4:21 AM, July 19, 2013

Blogger Phillip Helbig said...

"A universe without expansion. Peer review finds no fault with the derivation."

Probably true, but perhaps misleading. Peer review has found no fault with a host of crackpot ideas---since they haven't been peer-reviewed at all! I'm not saying that the author is a crackpot (he is not) nor that the paper is (I haven't read it), merely that your, presumably true, statement does not imply that the article has in fact passed peer review. The link provides no information as to whether it has been submitted and if so, where. It certainly doesn't mention any peer-reviewed journal.

4:26 AM, July 19, 2013

Blogger John Merryman said...

Phillip,
I'm not asking or expecting you to think this through, you asked for a prediction and I gave you one. Life is a billion year trial and error experiment and so long as multiverses pay anyone's bills, someone will believe in it.
I once had a Catholic priest and future in-law quiz me on my piety. I said that since the absolute is basis, not apex, a spiritual absolute would be the essence from which we rise, not an ideal from which we fell.
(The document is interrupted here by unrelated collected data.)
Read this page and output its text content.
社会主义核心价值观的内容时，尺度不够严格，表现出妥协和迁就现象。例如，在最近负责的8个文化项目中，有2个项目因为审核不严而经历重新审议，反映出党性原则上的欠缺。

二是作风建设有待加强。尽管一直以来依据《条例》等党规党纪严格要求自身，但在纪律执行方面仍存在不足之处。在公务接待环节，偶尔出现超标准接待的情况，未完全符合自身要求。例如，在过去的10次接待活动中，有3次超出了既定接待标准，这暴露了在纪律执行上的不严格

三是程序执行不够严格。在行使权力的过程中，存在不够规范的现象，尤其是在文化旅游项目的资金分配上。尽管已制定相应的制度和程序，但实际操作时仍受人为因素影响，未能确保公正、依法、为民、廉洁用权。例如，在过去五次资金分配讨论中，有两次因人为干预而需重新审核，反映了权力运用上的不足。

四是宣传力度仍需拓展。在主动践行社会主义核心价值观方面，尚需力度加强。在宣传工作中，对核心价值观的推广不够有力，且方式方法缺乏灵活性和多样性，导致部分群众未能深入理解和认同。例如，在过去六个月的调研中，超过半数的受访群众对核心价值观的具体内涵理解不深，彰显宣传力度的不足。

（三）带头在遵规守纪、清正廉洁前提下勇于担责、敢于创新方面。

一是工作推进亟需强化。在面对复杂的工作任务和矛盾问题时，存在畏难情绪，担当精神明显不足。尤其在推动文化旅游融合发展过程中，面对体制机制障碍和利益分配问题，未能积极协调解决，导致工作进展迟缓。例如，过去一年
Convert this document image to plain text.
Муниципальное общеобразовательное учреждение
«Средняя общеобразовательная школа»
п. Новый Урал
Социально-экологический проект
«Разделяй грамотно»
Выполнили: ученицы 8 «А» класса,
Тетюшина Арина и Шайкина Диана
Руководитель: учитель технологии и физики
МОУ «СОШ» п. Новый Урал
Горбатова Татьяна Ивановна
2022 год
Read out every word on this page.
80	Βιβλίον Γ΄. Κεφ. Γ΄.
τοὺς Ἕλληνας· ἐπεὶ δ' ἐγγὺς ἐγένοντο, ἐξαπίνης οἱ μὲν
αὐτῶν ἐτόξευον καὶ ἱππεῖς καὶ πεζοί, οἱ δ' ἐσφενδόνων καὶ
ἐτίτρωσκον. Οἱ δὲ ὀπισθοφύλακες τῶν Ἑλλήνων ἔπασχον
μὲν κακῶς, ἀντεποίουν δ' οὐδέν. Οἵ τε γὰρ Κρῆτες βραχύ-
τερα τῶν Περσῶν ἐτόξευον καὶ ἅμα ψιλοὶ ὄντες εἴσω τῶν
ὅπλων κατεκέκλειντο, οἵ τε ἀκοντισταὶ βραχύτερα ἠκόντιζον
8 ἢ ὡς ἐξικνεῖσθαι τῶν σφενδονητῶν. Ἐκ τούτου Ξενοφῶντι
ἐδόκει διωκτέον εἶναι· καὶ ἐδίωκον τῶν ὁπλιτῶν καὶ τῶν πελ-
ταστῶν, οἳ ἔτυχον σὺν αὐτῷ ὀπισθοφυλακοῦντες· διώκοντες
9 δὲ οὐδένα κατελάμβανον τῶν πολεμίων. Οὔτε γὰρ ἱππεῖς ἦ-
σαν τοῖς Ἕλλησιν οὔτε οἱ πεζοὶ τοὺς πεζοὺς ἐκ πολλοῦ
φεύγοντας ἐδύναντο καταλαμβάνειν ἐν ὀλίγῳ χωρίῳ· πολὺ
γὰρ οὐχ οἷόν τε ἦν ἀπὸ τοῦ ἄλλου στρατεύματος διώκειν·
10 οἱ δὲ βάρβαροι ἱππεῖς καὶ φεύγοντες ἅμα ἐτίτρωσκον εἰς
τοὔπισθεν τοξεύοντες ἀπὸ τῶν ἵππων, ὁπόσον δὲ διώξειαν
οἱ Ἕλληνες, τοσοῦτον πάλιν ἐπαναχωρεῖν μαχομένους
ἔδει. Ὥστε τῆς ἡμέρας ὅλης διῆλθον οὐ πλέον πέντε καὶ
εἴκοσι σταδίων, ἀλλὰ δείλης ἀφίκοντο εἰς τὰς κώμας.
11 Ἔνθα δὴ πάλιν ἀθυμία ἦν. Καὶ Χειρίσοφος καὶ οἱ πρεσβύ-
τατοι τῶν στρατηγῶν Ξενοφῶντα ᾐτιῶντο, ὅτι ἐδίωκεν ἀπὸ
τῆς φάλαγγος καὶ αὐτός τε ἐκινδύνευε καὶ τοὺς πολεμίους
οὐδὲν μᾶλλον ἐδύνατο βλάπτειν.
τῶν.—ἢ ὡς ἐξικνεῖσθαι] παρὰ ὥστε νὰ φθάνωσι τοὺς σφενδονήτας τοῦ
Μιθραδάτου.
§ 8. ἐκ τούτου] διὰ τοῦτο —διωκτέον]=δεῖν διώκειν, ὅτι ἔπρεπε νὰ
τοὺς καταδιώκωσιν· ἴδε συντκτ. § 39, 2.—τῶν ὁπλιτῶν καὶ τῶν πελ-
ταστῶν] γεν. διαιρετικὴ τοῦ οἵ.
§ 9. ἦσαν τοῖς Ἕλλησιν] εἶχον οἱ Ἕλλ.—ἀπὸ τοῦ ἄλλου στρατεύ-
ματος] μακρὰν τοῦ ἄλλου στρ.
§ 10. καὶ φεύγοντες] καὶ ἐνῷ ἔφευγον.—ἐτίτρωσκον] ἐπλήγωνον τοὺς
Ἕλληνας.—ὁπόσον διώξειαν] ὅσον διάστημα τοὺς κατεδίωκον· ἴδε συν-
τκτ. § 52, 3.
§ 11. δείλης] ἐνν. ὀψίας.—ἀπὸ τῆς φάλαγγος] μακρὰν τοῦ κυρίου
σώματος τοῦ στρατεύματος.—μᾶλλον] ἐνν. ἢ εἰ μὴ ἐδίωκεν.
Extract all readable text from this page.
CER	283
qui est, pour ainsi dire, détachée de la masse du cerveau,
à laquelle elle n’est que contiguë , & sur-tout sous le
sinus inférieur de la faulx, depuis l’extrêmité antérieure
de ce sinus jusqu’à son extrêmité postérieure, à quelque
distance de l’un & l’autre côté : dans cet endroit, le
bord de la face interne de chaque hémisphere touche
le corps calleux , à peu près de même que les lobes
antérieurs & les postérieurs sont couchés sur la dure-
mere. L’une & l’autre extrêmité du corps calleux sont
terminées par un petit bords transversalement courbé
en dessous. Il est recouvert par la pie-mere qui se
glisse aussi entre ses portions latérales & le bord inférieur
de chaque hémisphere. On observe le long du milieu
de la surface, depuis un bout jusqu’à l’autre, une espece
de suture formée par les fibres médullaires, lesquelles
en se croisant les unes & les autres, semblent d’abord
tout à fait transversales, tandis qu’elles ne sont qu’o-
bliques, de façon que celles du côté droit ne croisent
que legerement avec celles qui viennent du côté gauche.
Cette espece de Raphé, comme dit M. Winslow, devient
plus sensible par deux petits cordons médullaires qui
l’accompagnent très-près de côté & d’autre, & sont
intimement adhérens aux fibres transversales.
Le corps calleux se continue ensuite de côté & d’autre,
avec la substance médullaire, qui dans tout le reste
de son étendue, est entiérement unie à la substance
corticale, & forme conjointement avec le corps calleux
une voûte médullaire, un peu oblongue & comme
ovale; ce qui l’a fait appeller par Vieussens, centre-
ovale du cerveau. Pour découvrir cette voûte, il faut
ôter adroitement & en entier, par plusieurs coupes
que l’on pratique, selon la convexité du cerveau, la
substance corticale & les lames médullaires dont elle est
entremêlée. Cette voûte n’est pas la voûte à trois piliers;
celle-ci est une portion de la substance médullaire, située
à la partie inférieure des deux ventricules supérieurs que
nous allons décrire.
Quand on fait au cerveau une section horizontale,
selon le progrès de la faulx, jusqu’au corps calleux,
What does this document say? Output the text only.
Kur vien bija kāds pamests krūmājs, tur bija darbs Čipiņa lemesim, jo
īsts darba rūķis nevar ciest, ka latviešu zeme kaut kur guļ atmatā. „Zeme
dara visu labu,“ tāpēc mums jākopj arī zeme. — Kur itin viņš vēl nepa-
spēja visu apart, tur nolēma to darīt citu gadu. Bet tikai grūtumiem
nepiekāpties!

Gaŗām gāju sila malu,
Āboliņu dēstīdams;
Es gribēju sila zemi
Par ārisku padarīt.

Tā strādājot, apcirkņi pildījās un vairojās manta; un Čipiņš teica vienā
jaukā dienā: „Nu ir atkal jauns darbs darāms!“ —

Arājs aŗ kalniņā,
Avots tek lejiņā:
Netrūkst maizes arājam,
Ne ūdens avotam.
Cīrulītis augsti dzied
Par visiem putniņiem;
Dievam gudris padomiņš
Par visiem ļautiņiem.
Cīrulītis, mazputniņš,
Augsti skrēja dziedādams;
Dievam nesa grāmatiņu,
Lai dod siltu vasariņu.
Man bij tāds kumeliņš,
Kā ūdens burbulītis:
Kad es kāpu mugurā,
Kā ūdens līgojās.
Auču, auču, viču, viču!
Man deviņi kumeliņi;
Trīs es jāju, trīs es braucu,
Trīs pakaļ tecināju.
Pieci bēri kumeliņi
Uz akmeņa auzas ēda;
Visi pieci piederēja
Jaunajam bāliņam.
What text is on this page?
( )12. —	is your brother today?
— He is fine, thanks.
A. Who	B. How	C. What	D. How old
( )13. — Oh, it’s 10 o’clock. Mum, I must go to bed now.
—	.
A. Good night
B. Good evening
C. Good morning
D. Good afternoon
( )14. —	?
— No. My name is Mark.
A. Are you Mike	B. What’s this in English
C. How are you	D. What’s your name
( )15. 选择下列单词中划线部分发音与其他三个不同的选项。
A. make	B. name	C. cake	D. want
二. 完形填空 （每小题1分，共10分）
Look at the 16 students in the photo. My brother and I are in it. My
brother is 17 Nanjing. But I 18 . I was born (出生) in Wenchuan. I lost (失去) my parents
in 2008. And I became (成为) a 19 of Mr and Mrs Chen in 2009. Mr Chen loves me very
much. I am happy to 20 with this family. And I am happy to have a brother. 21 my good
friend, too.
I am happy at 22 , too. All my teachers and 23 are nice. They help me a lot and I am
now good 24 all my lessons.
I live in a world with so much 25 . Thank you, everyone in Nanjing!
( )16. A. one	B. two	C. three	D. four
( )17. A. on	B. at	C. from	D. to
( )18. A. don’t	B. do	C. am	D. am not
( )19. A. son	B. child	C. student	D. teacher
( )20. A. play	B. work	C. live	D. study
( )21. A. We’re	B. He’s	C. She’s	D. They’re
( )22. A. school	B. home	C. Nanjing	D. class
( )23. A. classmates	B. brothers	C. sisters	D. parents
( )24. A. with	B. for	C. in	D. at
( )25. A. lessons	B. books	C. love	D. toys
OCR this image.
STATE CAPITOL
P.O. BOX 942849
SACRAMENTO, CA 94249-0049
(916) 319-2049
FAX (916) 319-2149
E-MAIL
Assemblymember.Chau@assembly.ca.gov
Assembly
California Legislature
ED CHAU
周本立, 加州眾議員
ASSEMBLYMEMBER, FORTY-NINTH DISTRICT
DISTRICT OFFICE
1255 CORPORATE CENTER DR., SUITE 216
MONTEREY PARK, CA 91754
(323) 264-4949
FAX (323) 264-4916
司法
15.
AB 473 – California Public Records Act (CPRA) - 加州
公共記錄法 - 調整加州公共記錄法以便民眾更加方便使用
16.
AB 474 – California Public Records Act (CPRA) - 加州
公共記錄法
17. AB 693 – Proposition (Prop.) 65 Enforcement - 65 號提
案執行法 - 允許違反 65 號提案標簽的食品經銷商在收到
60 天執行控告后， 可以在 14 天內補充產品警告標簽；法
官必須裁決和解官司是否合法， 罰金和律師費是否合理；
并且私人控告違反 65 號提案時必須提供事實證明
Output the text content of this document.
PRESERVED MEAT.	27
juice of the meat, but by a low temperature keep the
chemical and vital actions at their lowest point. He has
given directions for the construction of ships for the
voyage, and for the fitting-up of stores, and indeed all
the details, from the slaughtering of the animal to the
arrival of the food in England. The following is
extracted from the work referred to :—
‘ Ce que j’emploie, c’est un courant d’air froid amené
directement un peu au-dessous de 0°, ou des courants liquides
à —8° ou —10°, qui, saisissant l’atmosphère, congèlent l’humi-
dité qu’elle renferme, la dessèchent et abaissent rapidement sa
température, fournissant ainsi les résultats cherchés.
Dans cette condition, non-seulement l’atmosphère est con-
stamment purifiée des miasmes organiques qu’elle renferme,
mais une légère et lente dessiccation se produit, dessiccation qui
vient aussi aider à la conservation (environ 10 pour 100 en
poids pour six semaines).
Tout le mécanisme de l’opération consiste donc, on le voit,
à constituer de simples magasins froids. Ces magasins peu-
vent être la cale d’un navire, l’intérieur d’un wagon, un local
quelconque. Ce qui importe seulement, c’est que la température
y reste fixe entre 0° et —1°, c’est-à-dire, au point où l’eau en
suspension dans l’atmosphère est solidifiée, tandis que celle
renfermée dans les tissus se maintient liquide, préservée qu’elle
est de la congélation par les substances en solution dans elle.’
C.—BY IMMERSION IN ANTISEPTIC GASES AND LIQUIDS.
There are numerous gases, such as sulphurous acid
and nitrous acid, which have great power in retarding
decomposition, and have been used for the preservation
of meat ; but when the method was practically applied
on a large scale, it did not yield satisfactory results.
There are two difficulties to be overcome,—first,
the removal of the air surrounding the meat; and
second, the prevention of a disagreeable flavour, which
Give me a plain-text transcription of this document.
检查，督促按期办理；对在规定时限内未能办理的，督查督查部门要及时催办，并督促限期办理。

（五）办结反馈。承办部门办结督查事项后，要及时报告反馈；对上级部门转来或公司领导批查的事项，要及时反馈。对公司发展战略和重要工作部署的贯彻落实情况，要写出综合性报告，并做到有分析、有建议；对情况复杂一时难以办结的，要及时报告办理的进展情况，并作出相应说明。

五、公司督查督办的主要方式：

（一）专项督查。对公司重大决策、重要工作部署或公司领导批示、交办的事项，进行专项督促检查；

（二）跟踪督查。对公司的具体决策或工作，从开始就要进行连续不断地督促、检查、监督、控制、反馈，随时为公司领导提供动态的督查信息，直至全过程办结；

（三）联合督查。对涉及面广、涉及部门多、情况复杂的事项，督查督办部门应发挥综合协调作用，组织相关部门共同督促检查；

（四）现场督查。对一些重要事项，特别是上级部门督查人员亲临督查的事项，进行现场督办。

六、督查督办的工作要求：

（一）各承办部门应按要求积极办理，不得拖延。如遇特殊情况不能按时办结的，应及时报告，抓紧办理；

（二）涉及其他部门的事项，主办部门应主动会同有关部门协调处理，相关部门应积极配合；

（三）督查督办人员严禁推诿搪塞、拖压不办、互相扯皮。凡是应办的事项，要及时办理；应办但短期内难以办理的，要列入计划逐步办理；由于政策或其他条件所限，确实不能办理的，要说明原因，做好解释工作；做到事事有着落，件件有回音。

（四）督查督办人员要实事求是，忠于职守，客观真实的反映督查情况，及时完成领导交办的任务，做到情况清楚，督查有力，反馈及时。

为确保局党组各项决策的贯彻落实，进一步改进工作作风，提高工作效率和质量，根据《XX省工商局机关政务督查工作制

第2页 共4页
His response was to cross himself and walk away. I get a similar response from cosmologists, in pointing out gravity already balances expansion.
Uncle Al,
Here are a few links:
http://www.fqxi.org/data/forum-attachments/2008CChristov_WaveMotion_45_154_EvolutionWavePackets.pdf

http://freespace.virgin.net/ch.thompson1/People/CarverMead.htm
http://www.americanscientist.org/issues/pub/2007/9/modern-cosmology-science-or-folktale
http://fqxi.org/community/forum/topic/1578

6:34 AM, July 19, 2013

Blogger Sabine Hossenfelder said...

John,

Thanks, but that's enough. It's off-topic. If you want to continue this exchange, please do so elsewhere. Best,

B.

8:42 AM, July 19, 2013

Blogger John Merryman said...

B,
Thanks for your patience and tolerance.